Yep, this is the absolutely terrifying moment that Christopher Jones had a seizure just after jumping out of an aircraft at 9,000 feet - he then spent the next 30 or so seconds unconscious and in freefall. Which is pretty much the worst possible thing that could happen, except for maybe the parachute not opening.
The dramatic incident, which took place on 14 November 2014, was captured on video by Christopher's jumpmaster, who was fortunately able to catch up to Christopher and pull his ripcord at around 4,000 feet.
The footage shows Christopher, from Perth, Australia, jumping out of the plane. At first he's fine, but when his instructor indicates for him to do a left hand turn, it's clear that something goes wrong and the then-22-year-old rolls onto his back.
It was captured by instructor Sheldon McFarlane's helmet camera - on YouTube, Christopher describes the incident as 'possibly the scariest moment of my life'.
Christopher, who suffers from epilepsy, had wanted to be a pilot, but due to his condition was unable to become one, so figured a skydive was the next best thing. He'd not had a seizure for four years and had been cleared by his doctor to jump.
"I've always wanted to have the feeling of flight, so I just thought, considering I can't fly a plane due to my condition, I thought I'd give it a go," he told ABC News.

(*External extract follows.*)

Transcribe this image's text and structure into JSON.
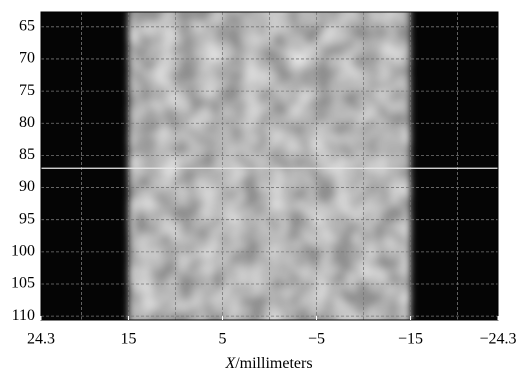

As terrifying as it all sounds, his instructor was never worried that Christopher was in danger because there were two automatic activation devices that would have automatically deployed. Nevertheless, he wanted to make sure the situation was completely under control.
"At no time was I worried he was going to hit the ground without a parachute, but given the circumstances and where we were I thought it would be better to get him under parachute earlier than later," McFarlane said.
"I managed to catch him on my second attempt and deploy his parachute."
Christopher regained consciousness at around 3,000 feet and was able to land safely.